Wahl served on the court until her retirement in 1994. She remained active in the community, regularly attending meetings from the Minnesota Women’s Consortium to Minnesota Women Lawyers, raising money for groups such as Leaders of Today and Tomorrow that encourages college-aged women to aspire to political leadership positions, and actively protesting the war in Iraq.

She died on July 22, 2013, at the age of 88.

Supreme Court Chief Justice Lorie Gildea issued a statement on the death of former justice Wahl:

"Rosalie Wahl was a trailblazer for our state, both as a lawyer and as the first woman to serve on the Minnesota Supreme Court.
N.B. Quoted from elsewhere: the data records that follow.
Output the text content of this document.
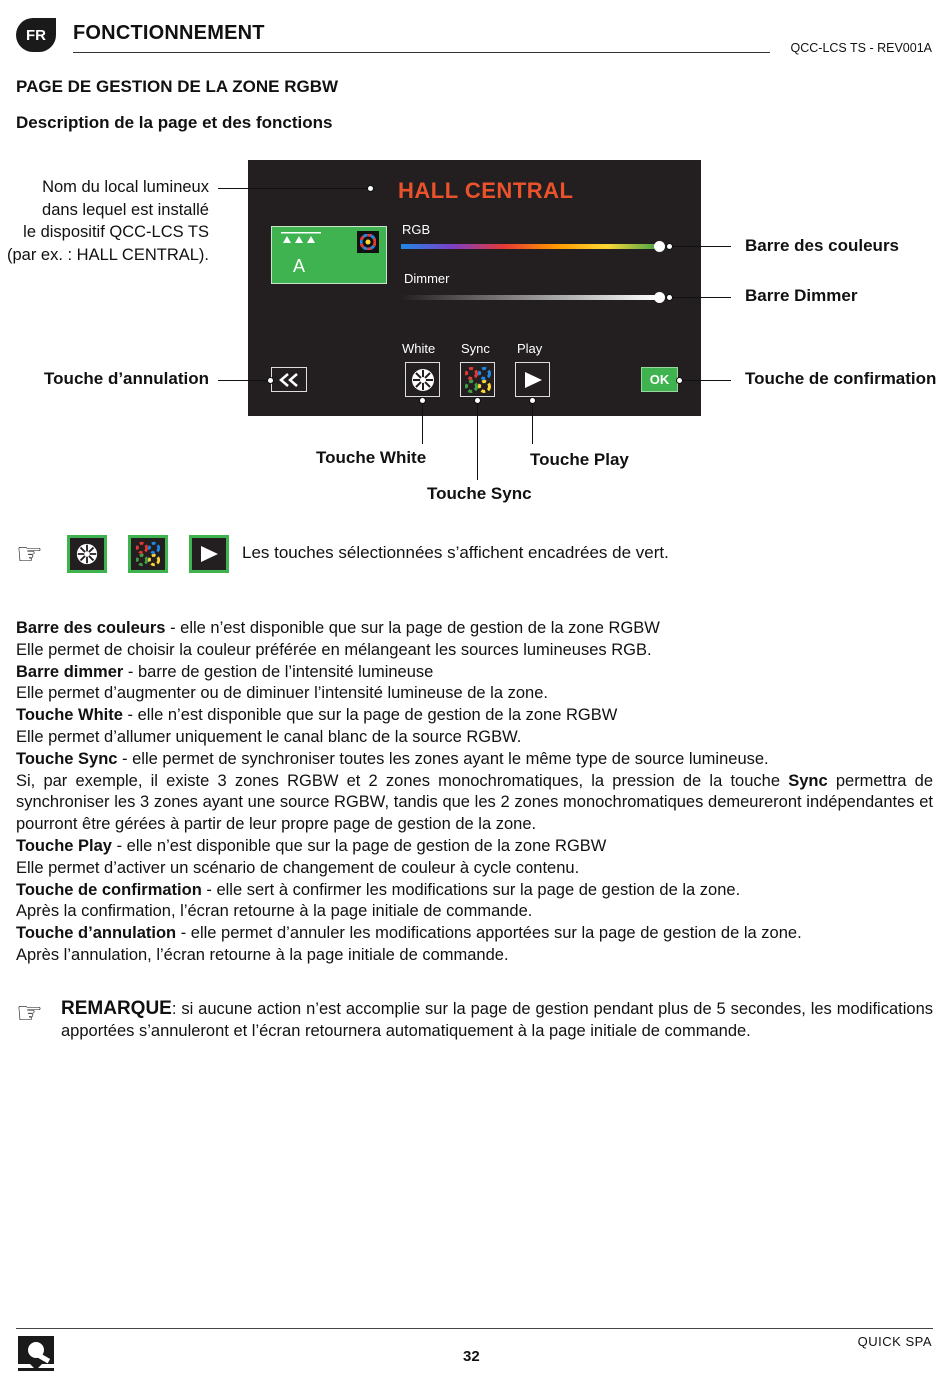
FR	FONCTIONNEMENT
QCC-LCS TS - REV001A
PAGE DE GESTION DE LA ZONE RGBW
Description de la page et des fonctions
HALL CENTRAL
A
RGB
Dimmer
White Sync Play
OK
Nom du local lumineux
dans lequel est installé
le dispositif QCC-LCS TS
(par ex. : HALL CENTRAL).	Barre des couleurs
Barre Dimmer
Touche d’annulation	Touche de confirmation
Touche White	Touche Play
Touche Sync
☞	Les touches sélectionnées s’affichent encadrées de vert.

Barre des couleurs - elle n’est disponible que sur la page de gestion de la zone RGBW

Elle permet de choisir la couleur préférée en mélangeant les sources lumineuses RGB.

Barre dimmer - barre de gestion de l’intensité lumineuse

Elle permet d’augmenter ou de diminuer l’intensité lumineuse de la zone.

Touche White - elle n’est disponible que sur la page de gestion de la zone RGBW

Elle permet d’allumer uniquement le canal blanc de la source RGBW.

Touche Sync - elle permet de synchroniser toutes les zones ayant le même type de source lumineuse.

Si, par exemple, il existe 3 zones RGBW et 2 zones monochromatiques, la pression de la touche Sync permettra de synchroniser les 3 zones ayant une source RGBW, tandis que les 2 zones monochromatiques demeureront indépendantes et pourront être gérées à partir de leur propre page de gestion de la zone.

Touche Play - elle n’est disponible que sur la page de gestion de la zone RGBW

Elle permet d’activer un scénario de changement de couleur à cycle contenu.

Touche de confirmation - elle sert à confirmer les modifications sur la page de gestion de la zone.

Après la confirmation, l’écran retourne à la page initiale de commande.

Touche d’annulation - elle permet d’annuler les modifications apportées sur la page de gestion de la zone.

Après l’annulation, l’écran retourne à la page initiale de commande.

☞ REMARQUE: si aucune action n’est accomplie sur la page de gestion pendant plus de 5 secondes, les modifications apportées s’annuleront et l’écran retournera automatiquement à la page initiale de commande.
32
QUICK SPA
While on the court she led efforts to address both gender fairness and racial bias in our state's justice system. She will be remembered with fondness and respect for her unwavering commitment to the principle of equal justice for all." In an interview with Peter Shea done in 2003 she talks about her post-retirement role as a "public citizen," including her work as a peace activist.

The Minnesota Historical Society published Minneapolis Star Tribune columnist Lori Sturdevant's book, Her Honor: Rosalie Wahl and the Minnesota Women's Movement, in 2014.

Nina Tottenburg narrates Emily Hoddad's documentary film about Wahl entitled, "The Girl from Birch Creek."

Stanford University Law Library's ABA Trailblazers project holds an interview of Wahl by Cara Lee Neville.